Meet Group Peeling Millions From Bananas During Pandemic

  • From left, Charles Wachira with some members of G-Star Youth Group display the porridge flour they ake using bananas.
    From left, Charles Wachira with some members of G-Star Youth Group display the porridge flour they ake using bananas.
    Kimuri Mwangi
  • A group of 8 youth based in Nyeri County are raking millions from bananas under their G-Star Youth Group initiative.

    According to the group's founding member, Charles Wachira, the light bulb moment to launch the game-changing unit in his home town came after he had enough of brokers exploiting the local market by buying bananas at a what he described as a 'throwaway price'.

    "Some of the victims were our parents and we decided to do banana value addition to maximise the earnings from the fruit,” Wachira explained.

    That was was how the seed was sown and Wachira and his team soon drew up a plan on how to add value to bananas. 

    G-Star Group members package banana flour in their enterprise in Nyeri.
    G-Star Group members package banana flour in their enterprise in Nyeri.

    In 2015, they managed to get Ksh50,000 from the government's Uwezo Fund and Ksh100,000 from Youth Fund to set up a small plant but they soon realised that their factory would require more money.

    However, the fund they got from the government was a loan which they had had to start repaying back. They decided to use the money for capacity building and learning about banana processing, as they kept searching for the capital required to set up their factory.

    Their big break came in the same year after the United States Agency for International Development (USAID) came on board, trained and sponsored them for a course on food processing technology at Jomo Kenyatta University of Agriculture & Technology (JKUAT) where they were awarded certificates. 

    USAID also sponsored them for benchmarking tours where they visited banana processing factories to gain more knowledge. Japan International Cooperation Agency (JICA) would later come on board and train them on Book Keeping and Marketing.

    Wachira revealed that despite acquiring the knowledge and capacity to take the banana plan to the next level, capital was still a challenge and by 2016, some of the members had to focus on other projects just to make ends meet.

    "We were commuting daily from our village Muthinga in Tetu Constituency and being jobless getting fare was also a challenge," he recounted.

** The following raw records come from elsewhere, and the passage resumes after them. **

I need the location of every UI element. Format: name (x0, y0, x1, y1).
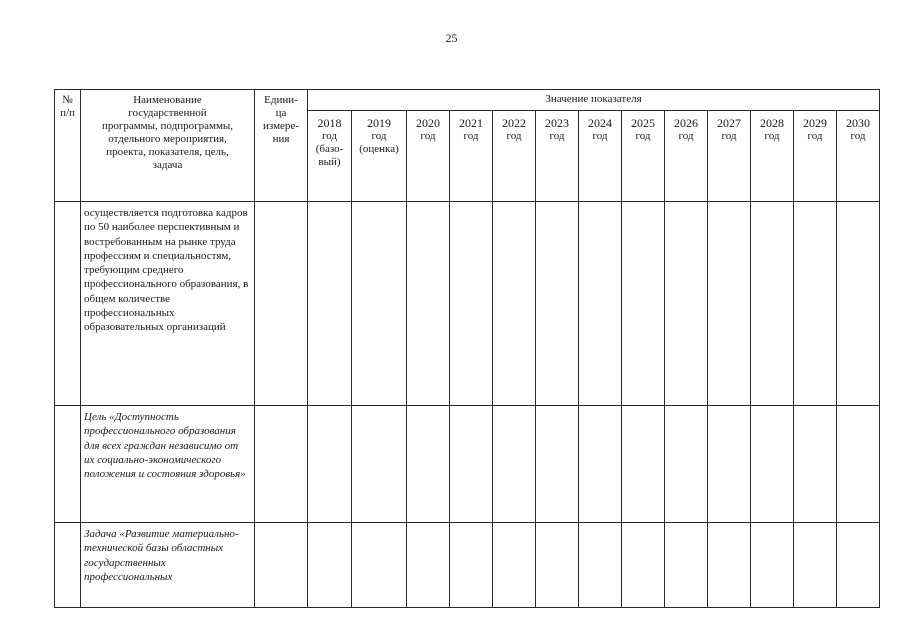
header-year: 2022 (502, 116, 526, 130)
row-value-cell (751, 406, 794, 523)
header-year-cell (308, 111, 352, 202)
header-year-cell (450, 111, 493, 202)
row-value-cell (579, 202, 622, 406)
header-year-note: год (721, 130, 737, 142)
row-value-cell (308, 523, 352, 608)
row-value-cell (837, 523, 880, 608)
header-year-cell (579, 111, 622, 202)
header-year-note: год (463, 130, 479, 142)
row-value-cell (352, 406, 407, 523)
row-value-cell (622, 202, 665, 406)
header-year: 2021 (459, 116, 483, 130)
header-year-note: год (764, 130, 780, 142)
table-row (55, 523, 880, 608)
header-year-note: год (506, 130, 522, 142)
row-value-cell (352, 202, 407, 406)
row-value-cell (308, 202, 352, 406)
row-value-cell (407, 202, 450, 406)
header-unit: Едини- ца измере- ния (255, 90, 308, 202)
row-value-cell (493, 523, 536, 608)
row-value-cell (536, 406, 579, 523)
row-value-cell (665, 202, 708, 406)
header-year-cell (751, 111, 794, 202)
row-num-cell (55, 523, 81, 608)
header-year-note: год (базо- вый) (315, 130, 344, 168)
row-value-cell (794, 523, 837, 608)
header-year: 2023 (545, 116, 569, 130)
header-name: Наименование государственной программы, подпрограммы, отдельного мероприятия, проекта, показателя, цель, задача (81, 90, 255, 202)
header-year-note: год (549, 130, 565, 142)
header-row-top (55, 90, 880, 111)
row-value-cell (450, 523, 493, 608)
row-value-cell (751, 202, 794, 406)
header-year-cell (407, 111, 450, 202)
row-value-cell (536, 202, 579, 406)
header-year-note: год (592, 130, 608, 142)
header-value-group: Значение показателя (308, 90, 880, 111)
row-value-cell (665, 523, 708, 608)
row-value-cell (450, 202, 493, 406)
header-year-cell (665, 111, 708, 202)
row-num-cell (55, 202, 81, 406)
header-year: 2027 (717, 116, 741, 130)
row-unit-cell (255, 523, 308, 608)
header-year: 2018 (317, 116, 342, 130)
row-unit-cell (255, 406, 308, 523)
header-year-note: год (635, 130, 651, 142)
row-value-cell (708, 523, 751, 608)
row-value-cell (751, 523, 794, 608)
row-value-cell (579, 406, 622, 523)
header-year: 2028 (760, 116, 784, 130)
header-year-note: год (807, 130, 823, 142)
header-year: 2019 (367, 116, 391, 130)
row-value-cell (622, 523, 665, 608)
header-year: 2029 (803, 116, 827, 130)
header-year-cell (708, 111, 751, 202)
row-value-cell (665, 406, 708, 523)
header-year-cell (622, 111, 665, 202)
row-value-cell (708, 202, 751, 406)
row-value-cell (493, 202, 536, 406)
header-year: 2024 (588, 116, 612, 130)
header-year: 2020 (416, 116, 440, 130)
header-year-cell (837, 111, 880, 202)
header-year: 2026 (674, 116, 698, 130)
row-value-cell (536, 523, 579, 608)
row-value-cell (493, 406, 536, 523)
row-value-cell (579, 523, 622, 608)
header-year-note: год (420, 130, 436, 142)
header-year-cell (536, 111, 579, 202)
row-unit-cell (255, 202, 308, 406)
header-year: 2030 (846, 116, 870, 130)
row-value-cell (407, 523, 450, 608)
header-year-cell (794, 111, 837, 202)
table-row (55, 202, 880, 406)
header-num: № п/п (55, 90, 81, 202)
row-value-cell (837, 202, 880, 406)
row-value-cell (352, 523, 407, 608)
header-year: 2025 (631, 116, 655, 130)
table-row (55, 406, 880, 523)
row-value-cell (837, 406, 880, 523)
row-value-cell (622, 406, 665, 523)
header-year-cell (352, 111, 407, 202)
row-name-cell: осуществляется подготовка кадров по 50 наиболее перспективным и востребованным на рынке труда профессиям и специальностям, требующим среднего профессионального образования, в общем количестве профессиональных образовательных организаций (81, 202, 255, 406)
row-value-cell (794, 406, 837, 523)
page-number: 25 (445, 31, 458, 45)
row-value-cell (708, 406, 751, 523)
header-year-note: год (678, 130, 694, 142)
header-year-note: год (оценка) (359, 130, 399, 155)
row-value-cell (450, 406, 493, 523)
row-value-cell (794, 202, 837, 406)
header-year-cell (493, 111, 536, 202)
row-num-cell (55, 406, 81, 523)
row-name-cell: Цель «Доступность профессионального образования для всех граждан независимо от их социально-экономического положения и состояния здоровья» (81, 406, 255, 523)
row-value-cell (407, 406, 450, 523)
header-year-note: год (850, 130, 866, 142)
row-value-cell (308, 406, 352, 523)
row-name-cell: Задача «Развитие материально-технической базы областных государственных профессиональных (81, 523, 255, 608)
indicators-table (54, 89, 880, 608)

    Charles Wachira pauses outside the groups' greenhouse.
    Charles Wachira pauses outside the groups' greenhouse.
    Edward Echwalu

    The Upper Tana National Resource Management Project emerged to become the group's sponsor after it invited proposals from groups that had projects they wanted to be funded. 

    The project was funded by the National Government and the International Fund for Agricultural Development (IFAD).

    Their proposal of Ksh1.8 million to build a banana value addition factory was approved but they had to contribute 10% which was Ksh180,000.

    With just Ksh70,000 in cash, a member of the group surrendered a title deed to a parcel of land handed down through his family just to access the capital, and the rest is history.

    Today, the group uses Facebook and Twitter to advertise their products and generate sales. They’re also using WhatsApp to reach out to existing customers and maintain communication for potential orders. 

    Many of their customers are understandably afraid to travel to pick up their orders, but G-Star has that covered, too: All products purchased through these platforms are sent to customers via independent courier services.

    The process of making their in-demand flour involves; weighing and washing fresh bananas, peeling and slicing them, arranging the slices in the solar dryers, milling dried bananas, packaging the flour, and finally marketing it – all of this activity has kept about 15 young men and women busy, and offered them new prospects in life.

    The group has been buying bananas directly from local farmers and paying them double the price they were previously selling at to brokers.

    “It means a lot to me,” added Jerioth Mugura Wachira, a 29-year-old graduate in Information Technology who joined the group in 2016.

    “My parents are selling bananas and now that they get cash, they don’t need to borrow money when they have a problem.”

    In its first year of existence, the plant produced 1,400 kg of fortified banana flour, raking in well over Ksh2.3 million.

    Portrait of Jerioth, one of the G-Star Youth Group members.
    Portrait of Jerioth, one of the G-Star Youth Group members.